Deferred Action for Childhood Arrivals (DACA) was created in 2012 by President Obama’s Department of Homeland Security to allow immigrants who arrived in the United States as children without a lawful immigration status to remain in the country temporarily without fear of deportation. Temporary Protected Status (TPS) was created by statute in 1990 as a humanitarian program to allow the executive branch to suspend deportations for foreign-born persons in the United States if their countries of origin were destabilized by a disaster or armed conflict. DACA and TPS combined cover approximately one million immigrants—many of whom have lived in the United States for decades.

In addition to a temporary reprieve from deportation, both programs allow recipients to apply for employment authorization documents (EADs) that allow them to work legally. The availability and issuance of EADs is vastly important to ensuring fairness in the workplace because they give DACA and TPS recipients workplace rights by removing the threat of deportation. The impact of having an EAD can be significant and life-changing. For example, according to one survey, DACA recipients saw their wages rise on average by 78 percent after receiving an EAD.

President Trump entered office as a critic of both DACA and TPS and has used his executive authority to attempt to strip recipients of their protections. At the moment, multiple federal court decisions have temporarily prevented president Trump from ending DACA for all current recipients and for many TPS recipients. It appears that DACA will remain in place through at least the rest of 2019, but things are much less certain for many thousands of TPS recipients, for whom DHS has already announced an end date for their temporary immigration status.

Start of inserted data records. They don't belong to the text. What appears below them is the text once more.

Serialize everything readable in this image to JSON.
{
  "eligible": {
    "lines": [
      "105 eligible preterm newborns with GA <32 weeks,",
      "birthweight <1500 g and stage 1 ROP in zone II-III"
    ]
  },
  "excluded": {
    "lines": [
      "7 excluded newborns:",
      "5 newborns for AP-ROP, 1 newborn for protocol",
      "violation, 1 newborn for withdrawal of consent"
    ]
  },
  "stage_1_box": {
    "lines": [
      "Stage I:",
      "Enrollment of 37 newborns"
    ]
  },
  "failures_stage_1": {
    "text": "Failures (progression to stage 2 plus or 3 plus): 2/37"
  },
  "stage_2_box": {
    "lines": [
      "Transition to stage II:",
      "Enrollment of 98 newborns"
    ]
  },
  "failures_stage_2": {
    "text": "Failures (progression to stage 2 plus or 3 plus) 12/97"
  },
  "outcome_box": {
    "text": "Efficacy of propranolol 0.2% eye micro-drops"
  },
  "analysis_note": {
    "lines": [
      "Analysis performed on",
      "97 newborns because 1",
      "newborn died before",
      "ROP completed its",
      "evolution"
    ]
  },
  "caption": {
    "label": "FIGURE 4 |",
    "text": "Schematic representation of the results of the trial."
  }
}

Many Democratic lawmakers have rightly prioritized achieving policy reforms that would provide DACA and TPS recipients with a path to permanent residence and citizenship. Knowing this, a few weeks ago President Trump and Senate Republicans attempted to dupe Democratic legislators into agreeing to an appropriations deal to end the shutdown that would have enacted a right-wing wish list of measures to beef up immigration enforcement and restrict access to asylum-seekers, while offering so-called protections for DACA and TPS recipients that were arguably worse than the status quo and would have barred many from qualifying. The bill offered by Senate Republicans at Trump’s behest was a bad faith ploy to make major reforms to the U.S. immigration system while holding hostage 800,000 federal employees who were struggling to survive without a paycheck. The Republican bill was rejected in the Senate on January 24, getting even fewer votes than the Democratic proposal that included no funding for border security.

Recent reporting has revealed that DACA and TPS are unlikely be part of a new legislative package to increase border security funding and keep the government open beyond February 15. That fact, combined with the lack of the support in Congress for the previous Trump-backed legislation, suggests there’s little hope of any law being enacted that will protect DACA or TPS recipients while Trump is in the White House. That’s a crisis and a tragedy that could leave one million taxpaying workers who have lived in the United States for decades fearing deportation and employers willing to use that vulnerability against them in order to underpay and exploit them.

Considering Trump’s recently revealed business practices, perhaps that’s by design. His company has benefitted from the labor of unauthorized immigrant employees for nearly two decades—but once this fact was revealed by the New York Times, they began the process of firing them all. Senator Menendez (D-N.J.) has called for an investigation after meeting with some of Trump’s employees, noting that the workers “describe[d] a hostile environment where they were verbally abused and threatened,” and requested that they be protected from deportation during the investigation. Hopefully Trump’s employees—and the rest of the 8 million unauthorized immigrant workers in the U.S. labor force, including DACA and TPS recipients—will someday get what they deserve for their contributions to the U.S. economy and society: legalization and a path to citizenship.